DDW4: Day 7

Focus on the middle sample in each image.

I have to say I’m convinced. I’m convinced that the root hairs are a real phenomenon of growing in ddw. All of the tobacco seed samples (havanna and virginia gold) growing in ddw have at least one or two seeds that have root hairs. ALL. The DI and the tap water samples are barely growing hairs. There is a clear difference between these hairs and the DDW samples.

As for the arabidopsis. I don’t know. The only thing I’m noticing is that the stems are growing very crooked. So crooked that most of the seedlings have intertwined. This is tough to confirm because the DI sample barely sprouted, but the tap water sample appears to have longer persistance lengths (to borrow a word from DNA). By this I mean the angle of curvature is greater in the tap water than in all the ddw samples which tend to curve like no ones business.

I can confirm this by comparing to the previous batch of samples. The tap and di water samples had similarly longer curve radii, while the ddw (which had to start after) seeds got all tangled together.

What should I make of this?!?!?!?!?

  • http://stevekochscience.blogspot.com Steve Koch

    Can you make an image that shows all the repeats above / below each other?  The curviness of the arabidopsis looks real.  If you could show each trial above another trial of tap, that would be convincing.  It’s worrisome that didn’t sprout in DI though.

    • http://www.iheartanthony.com Anthony Salvagno

      I think those died because they were too close to the laptop cooler, but the tap water samples were right next to them and they are fine so I’m not sure what happened. I don’t think it is worrisome, just a minor experimental error.

      What do you mean by “Can you make an image that shows all the repeats above / below each other?” And by “show each trial above another trial” do you mean show the pictures from the previous experiment in a side-by-side? I think I can do that. I actually thought about that yesterday but was like “This is the internet, you can just click DDW3 and see for yourself.”
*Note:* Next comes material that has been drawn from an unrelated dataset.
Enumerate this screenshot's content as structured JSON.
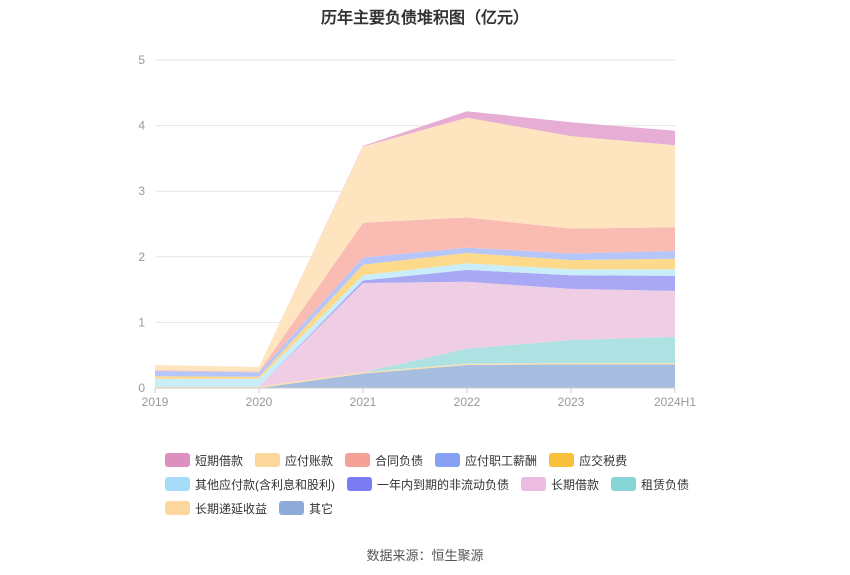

      • http://stevekochscience.blogspot.com Steve Koch

        Yeah, I meant make something so you can see it all at once (with labels) on one screen.  A good guide would be to make a single powerpoint slide for Alex’s presentation that shows like 3-5 curvy DDW pictures on top row and 3-5 straight tap water pictures underneath.  Crop the photos so there’s only one cuvette in each photo and label it and say, “Preliminary work indicates that arabidopsis roots grow with much more curvature when deuterium-depleted.”   You could upload this to figshare is another idea.

        • http://www.iheartanthony.com Anthony Salvagno

          Yea I’m working on the FigShare stuff now. I’m putting up the RC stuff first. Ok that sounds reasonable, I’ll work on that.

          • http://stevekochscience.blogspot.com Steve Koch

            It’s probably not a priority, but if you find yourself wanting to upload a bunch of images to figshare, with some common information, you should talk with Mark Hahnel (one of the founders) about getting an automated script to save a ton of time.  It’s not worth doing a bunch individually.  Doing one (like when you make a final figure for a paper or presentation) does make sense by hand.

  • Bill Hooker

    Can you expand on your comment regarding the laptop cooler?  You’re really going to need all the cuvettes to be experiencing the same “climate”.

    • http://www.iheartanthony.com Anthony Salvagno

      Certainly. We have these little laptop coolers that we use for molecular biological components, and they have a fan on the bottom to push out hot air from the cooler. They must be something like 8in wide by 15in long by 12in high (just a guesstimate). When the cuvettes are not setup for pictures they are in cuvette racks, and I accidentally placed one of the racks right next to the cooler not thinking about the heat from the cooler. I noticed the next day that the tap water and DI water samples were warmer than all the rest and realized what was going on and moved the racks to another location. None of the other samples were above RT, but I moved them all just to be safe.

      My hunch is that the higher T for the DI sample killed the seeds as I saw during the RC and DDW trial 2 when the lab got ridiculously hot and nothing grew. But they only didn’t grow in that one sample. This all happened between day 1 and day 2 when I took the first set of pictures. I moved them prior to taking the Day 2 pictures, which is when the tobacco seeds first began to sprout (this is why the seeds in that sample have already sprouted but never continued their germination).